Mimi Hatches is an incredible young woman, who looked at me with her courage today and inspired me to be a better version of myself.
"There's something in our world that makes men lose their heads—they couldn't be fair if they tried. In our courts, when it's a white man's word against a black man's, the white man always wins. They're ugly, but those are the facts of life. […]"
"The one place where a man ought to get a square deal is in a courtroom, be he any color of the rainbow, but people have a way of carrying their resentments right into a jury box."
At St. Dominic Savio in the sixth grade, I was staying after school to work on my Bellarmine speech with other students. Mary Allen, who lived just down the street, the daughter of Bob and Phyllis Allen (two of the all time best people I know), was practicing her speech. It was Atticus Finch' address to the jury. I was still three years away from Mr. Winkler's class and his subtle call to my humanity, so maybe this was the first time I really heard about those who work for justice and fail. We have to remember in the end, Atticus was not successful and he failed Tom Robinson.
So many years later, and we, more specifically I am failing Tom Robinson today. What did I do for Philando Castile or for Stephon Clark. I sat in my room, read an article, and told myself I was one of the good guys. Sitting across from me today was Mimi, a softball pitcher I once coached who threw too many balls and walked too many batters. The 15 year old I met with pitching imperfections was here to inspire me today and also if I was true to myself question my own inactions and my own privilege.
I talked to Mimi about Trevor Noah's book Born a Crime (click to buy it) and how Trevor's child was tough growing up the son of a White Man and a Black Father. Most people I know, good people, would read this book and say it is terrible what happened to Trevor. Today, on several occasions, tears welled up in Mimi's eyes as things I were saying were too close to her own truth. I think she knows of the limitations of the good people in our country, and this is not the first time my own limitations have failed one of my students. On more than one of these breakfasts, my fellow diner has told me good things about myself. But I know I could have done more and should have done more.

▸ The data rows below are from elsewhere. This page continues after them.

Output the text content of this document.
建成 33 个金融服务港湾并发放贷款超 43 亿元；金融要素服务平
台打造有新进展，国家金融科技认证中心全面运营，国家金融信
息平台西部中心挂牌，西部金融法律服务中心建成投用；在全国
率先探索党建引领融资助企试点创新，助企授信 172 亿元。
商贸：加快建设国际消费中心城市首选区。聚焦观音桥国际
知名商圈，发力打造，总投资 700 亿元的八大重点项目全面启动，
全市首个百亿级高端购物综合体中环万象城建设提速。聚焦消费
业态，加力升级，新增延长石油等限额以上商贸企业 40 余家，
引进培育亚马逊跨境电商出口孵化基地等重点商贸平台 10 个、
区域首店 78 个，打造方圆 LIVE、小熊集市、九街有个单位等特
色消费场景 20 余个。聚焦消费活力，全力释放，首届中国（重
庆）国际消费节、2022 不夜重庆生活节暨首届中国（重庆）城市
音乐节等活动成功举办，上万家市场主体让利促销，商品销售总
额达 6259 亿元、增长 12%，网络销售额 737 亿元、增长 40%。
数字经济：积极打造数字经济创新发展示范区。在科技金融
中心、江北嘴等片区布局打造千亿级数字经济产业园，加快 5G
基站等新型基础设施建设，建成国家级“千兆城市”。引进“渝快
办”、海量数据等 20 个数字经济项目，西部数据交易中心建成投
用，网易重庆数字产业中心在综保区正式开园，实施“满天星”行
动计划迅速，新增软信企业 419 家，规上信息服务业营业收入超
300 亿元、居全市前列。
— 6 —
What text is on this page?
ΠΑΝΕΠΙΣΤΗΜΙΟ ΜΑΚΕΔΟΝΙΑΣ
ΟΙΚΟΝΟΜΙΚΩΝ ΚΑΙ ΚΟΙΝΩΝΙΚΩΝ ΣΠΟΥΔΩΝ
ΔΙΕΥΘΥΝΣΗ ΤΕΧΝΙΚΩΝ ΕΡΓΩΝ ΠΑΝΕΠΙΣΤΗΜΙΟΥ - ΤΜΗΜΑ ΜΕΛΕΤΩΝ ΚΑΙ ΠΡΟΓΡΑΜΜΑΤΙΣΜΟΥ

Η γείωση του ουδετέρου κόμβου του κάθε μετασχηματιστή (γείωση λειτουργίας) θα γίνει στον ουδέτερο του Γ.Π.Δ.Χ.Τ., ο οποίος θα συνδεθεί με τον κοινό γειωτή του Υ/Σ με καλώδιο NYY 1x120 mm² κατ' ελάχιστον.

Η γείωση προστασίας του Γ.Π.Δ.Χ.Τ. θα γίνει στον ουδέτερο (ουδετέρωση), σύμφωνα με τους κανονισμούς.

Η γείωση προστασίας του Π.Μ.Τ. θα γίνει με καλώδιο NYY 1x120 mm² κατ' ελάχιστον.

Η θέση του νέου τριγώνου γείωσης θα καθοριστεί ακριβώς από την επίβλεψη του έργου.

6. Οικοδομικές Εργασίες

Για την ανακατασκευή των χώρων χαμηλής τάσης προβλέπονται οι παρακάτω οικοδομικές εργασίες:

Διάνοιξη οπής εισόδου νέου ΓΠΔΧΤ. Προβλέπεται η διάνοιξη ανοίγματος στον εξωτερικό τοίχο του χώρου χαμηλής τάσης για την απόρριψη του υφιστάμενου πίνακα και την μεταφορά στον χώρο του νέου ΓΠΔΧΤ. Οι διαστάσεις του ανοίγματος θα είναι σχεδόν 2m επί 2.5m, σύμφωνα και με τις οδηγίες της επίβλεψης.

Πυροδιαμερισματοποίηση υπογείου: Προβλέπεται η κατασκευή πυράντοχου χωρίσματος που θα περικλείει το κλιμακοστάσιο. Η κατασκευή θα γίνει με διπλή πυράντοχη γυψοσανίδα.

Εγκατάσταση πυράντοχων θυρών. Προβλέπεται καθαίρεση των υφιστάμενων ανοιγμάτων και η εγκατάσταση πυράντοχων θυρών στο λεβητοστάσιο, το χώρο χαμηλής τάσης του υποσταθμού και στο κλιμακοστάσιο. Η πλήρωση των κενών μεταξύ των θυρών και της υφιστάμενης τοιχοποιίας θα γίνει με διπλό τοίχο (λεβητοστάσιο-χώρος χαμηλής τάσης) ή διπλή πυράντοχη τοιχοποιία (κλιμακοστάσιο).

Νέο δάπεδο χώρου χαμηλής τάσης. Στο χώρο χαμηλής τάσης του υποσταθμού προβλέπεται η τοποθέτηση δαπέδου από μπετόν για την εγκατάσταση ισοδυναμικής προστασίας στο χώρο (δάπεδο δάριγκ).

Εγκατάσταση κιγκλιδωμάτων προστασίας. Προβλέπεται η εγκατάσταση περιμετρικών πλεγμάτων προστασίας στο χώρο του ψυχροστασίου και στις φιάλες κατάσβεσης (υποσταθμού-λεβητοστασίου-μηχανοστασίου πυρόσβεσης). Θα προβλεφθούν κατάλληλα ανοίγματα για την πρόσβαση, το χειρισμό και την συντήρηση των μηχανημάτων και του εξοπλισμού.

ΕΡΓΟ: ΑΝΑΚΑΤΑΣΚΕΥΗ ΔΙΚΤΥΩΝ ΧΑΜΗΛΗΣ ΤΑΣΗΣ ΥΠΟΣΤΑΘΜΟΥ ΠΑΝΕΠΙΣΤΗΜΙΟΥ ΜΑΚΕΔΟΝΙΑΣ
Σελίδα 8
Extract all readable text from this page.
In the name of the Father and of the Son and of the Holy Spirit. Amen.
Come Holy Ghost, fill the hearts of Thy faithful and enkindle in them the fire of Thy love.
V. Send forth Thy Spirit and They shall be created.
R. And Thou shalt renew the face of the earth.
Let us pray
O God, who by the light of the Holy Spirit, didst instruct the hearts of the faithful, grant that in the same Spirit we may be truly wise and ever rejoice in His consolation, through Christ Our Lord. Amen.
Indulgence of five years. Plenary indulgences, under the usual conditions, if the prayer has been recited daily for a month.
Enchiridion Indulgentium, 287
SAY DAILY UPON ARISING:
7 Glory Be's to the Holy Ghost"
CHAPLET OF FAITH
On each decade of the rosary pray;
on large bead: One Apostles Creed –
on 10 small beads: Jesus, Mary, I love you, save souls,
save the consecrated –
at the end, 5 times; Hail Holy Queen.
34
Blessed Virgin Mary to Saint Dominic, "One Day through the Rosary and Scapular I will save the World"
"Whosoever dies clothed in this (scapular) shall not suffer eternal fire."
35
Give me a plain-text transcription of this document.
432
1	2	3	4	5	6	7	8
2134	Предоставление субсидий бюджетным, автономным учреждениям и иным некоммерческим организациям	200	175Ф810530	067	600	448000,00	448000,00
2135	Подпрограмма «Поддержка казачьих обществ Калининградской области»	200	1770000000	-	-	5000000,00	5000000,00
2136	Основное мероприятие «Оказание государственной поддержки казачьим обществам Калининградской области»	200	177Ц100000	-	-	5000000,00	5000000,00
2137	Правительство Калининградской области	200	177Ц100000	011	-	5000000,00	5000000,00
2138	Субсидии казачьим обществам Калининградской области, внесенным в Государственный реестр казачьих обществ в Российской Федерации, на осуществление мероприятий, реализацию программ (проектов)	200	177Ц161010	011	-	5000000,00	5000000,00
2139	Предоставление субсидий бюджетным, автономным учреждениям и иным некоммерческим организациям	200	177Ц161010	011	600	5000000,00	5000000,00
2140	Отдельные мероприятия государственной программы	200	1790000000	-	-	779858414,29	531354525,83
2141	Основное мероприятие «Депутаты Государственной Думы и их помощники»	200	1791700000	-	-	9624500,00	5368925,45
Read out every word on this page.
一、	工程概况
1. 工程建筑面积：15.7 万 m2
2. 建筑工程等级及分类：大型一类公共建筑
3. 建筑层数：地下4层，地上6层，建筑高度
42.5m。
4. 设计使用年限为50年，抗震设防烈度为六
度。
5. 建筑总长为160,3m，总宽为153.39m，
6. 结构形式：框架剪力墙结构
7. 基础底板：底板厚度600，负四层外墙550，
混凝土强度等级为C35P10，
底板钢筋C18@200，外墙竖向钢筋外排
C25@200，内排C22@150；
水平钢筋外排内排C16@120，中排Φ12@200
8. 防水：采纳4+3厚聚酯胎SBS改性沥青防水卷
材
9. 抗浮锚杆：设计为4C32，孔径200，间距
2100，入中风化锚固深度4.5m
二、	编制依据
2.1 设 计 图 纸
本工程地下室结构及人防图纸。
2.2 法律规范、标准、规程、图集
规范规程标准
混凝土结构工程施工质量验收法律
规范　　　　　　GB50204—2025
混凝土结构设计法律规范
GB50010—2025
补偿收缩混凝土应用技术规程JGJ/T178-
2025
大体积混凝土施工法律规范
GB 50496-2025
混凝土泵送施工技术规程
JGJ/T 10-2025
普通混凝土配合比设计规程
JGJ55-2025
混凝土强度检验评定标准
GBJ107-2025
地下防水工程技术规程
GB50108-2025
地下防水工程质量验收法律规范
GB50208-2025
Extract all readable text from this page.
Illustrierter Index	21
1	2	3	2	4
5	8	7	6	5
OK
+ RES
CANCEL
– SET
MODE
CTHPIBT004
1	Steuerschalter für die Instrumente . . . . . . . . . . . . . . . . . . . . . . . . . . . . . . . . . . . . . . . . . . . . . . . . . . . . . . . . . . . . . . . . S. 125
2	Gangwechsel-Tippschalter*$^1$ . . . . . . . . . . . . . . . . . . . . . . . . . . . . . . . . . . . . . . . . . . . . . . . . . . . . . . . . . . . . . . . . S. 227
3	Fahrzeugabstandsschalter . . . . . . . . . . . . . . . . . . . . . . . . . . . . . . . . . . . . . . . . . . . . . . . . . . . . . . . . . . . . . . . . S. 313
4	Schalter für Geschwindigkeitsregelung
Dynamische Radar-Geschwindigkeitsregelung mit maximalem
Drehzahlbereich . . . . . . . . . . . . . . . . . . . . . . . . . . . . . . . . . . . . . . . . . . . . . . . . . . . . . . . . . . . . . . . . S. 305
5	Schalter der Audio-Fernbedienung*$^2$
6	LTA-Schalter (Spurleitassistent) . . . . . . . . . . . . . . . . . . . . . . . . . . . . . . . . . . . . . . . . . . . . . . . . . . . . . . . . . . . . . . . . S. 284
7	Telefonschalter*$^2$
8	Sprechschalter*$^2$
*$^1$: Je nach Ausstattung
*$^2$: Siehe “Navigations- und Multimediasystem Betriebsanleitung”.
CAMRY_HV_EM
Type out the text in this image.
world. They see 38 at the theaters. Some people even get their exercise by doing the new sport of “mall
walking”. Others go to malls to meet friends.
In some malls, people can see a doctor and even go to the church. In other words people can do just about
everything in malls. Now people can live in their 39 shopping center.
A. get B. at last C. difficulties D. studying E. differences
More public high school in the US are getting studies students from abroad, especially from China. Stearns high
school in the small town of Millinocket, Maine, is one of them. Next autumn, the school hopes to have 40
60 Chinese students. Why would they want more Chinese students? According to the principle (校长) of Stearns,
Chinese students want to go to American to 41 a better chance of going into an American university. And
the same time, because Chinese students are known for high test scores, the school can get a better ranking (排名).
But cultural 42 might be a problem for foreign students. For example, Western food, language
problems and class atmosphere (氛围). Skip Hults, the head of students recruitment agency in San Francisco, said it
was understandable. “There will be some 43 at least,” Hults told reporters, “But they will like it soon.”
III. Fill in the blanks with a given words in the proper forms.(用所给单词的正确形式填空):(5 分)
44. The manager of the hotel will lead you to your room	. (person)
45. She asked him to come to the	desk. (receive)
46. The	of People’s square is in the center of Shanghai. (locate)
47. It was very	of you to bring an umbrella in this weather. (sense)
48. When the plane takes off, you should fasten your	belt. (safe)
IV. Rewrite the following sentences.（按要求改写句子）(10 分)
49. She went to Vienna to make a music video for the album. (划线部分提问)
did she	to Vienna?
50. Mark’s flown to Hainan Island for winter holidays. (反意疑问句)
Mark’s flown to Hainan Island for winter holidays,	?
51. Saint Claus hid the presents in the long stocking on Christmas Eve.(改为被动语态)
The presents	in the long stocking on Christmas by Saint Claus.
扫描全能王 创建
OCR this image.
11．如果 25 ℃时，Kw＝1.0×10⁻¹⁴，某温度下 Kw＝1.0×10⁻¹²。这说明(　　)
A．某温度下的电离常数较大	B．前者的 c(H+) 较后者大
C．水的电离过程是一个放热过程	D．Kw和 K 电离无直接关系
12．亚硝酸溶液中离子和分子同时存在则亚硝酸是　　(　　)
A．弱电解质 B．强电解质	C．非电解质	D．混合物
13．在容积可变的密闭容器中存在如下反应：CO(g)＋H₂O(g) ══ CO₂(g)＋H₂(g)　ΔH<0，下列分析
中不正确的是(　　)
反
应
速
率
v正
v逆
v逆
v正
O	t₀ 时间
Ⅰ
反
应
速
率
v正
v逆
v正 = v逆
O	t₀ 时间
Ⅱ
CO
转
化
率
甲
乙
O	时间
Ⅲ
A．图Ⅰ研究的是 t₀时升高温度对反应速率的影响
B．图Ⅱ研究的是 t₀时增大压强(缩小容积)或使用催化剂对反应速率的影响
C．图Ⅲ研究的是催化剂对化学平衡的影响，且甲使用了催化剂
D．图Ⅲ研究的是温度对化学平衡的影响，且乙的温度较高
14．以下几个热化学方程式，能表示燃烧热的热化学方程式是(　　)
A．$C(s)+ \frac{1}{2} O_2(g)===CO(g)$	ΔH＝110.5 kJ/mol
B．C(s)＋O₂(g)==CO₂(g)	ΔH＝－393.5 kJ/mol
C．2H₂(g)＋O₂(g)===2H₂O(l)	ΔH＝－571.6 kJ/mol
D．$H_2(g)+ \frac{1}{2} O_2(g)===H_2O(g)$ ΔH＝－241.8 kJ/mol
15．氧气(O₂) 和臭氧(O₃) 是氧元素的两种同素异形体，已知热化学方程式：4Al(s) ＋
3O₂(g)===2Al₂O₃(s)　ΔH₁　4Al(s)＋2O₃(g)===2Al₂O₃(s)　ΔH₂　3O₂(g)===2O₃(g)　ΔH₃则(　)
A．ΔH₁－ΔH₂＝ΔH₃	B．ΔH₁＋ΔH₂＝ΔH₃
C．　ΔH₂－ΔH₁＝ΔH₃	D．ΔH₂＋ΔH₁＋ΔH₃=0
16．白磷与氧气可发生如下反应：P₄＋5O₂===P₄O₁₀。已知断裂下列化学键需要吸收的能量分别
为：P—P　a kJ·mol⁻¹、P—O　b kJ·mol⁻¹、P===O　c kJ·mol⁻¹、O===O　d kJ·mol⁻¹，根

As Pope Francis says, "I am a sinner" hearing him say that helps me find my own humility and strive to do better. But sitting with Mimi for an hour and a half and now using these words to reflect on her strength and her message I heard from her today makes me want to work harder for all of my students, especially next year at North Tech.
Look over at the picture of Mimi, she is the portrait of a women who is working hard to "live her truth". She has been out on the streets, marching with others, and has responded to the injustices of 2017 and 2018 by striving to make the world a better place. She IS "seeking that boundless compassion". Some would call her a dupe of George Soros, because dismissing her is so much easier to us than listening to her. But after talking to Mimi today, I do not believe she has ever taken an action in support or protest where she has not gone home that night to reflect, to think, to relisten to the words she heard, and put all of that together and work harder to do better the next time.
We all want to be loved, we all want to be included, we all want someone to reach back to us and include us in the circle. I cannot imagine what it must feel like to have been included in the circle for a decade and then just that quickly to be excluded from the circle. To really be made to feel like you never should have been in the circle in the first place. I cannot imagine that hurt, the hurt I know Mimi feels today, and I cannot make that hurt go away. Mimi, I am sorry.
Mimi has a black father and a white mother. She knows that. Sometimes I feel when we whisper around that truth as well meaning people we fail. I am often humbled when I examine my own actions or inactions for my students. I try I strive ( Mimi, whatever I say next is not going to enough so instead I will use these words.)
“I have always believed that hope is that stubborn thing inside us that insists, despite all the evidence to the contrary, that something better awaits us so long as we have the courage to keep reaching, to keep working, to keep fighting."
(Barack Obama, Nov. 7, 2012)”
Today Mimi has her own life and fights to "live her own truth". She does it with a smile and a swagger. She does it with a large tattoo that makes old white men like me uncomfortable. I hope something better awaits Mimi, not that is not great now. I know she has the courage to keep reaching, to keep working, and to keep fighting.
Miss Jean Louise stand up, Mimi is passing.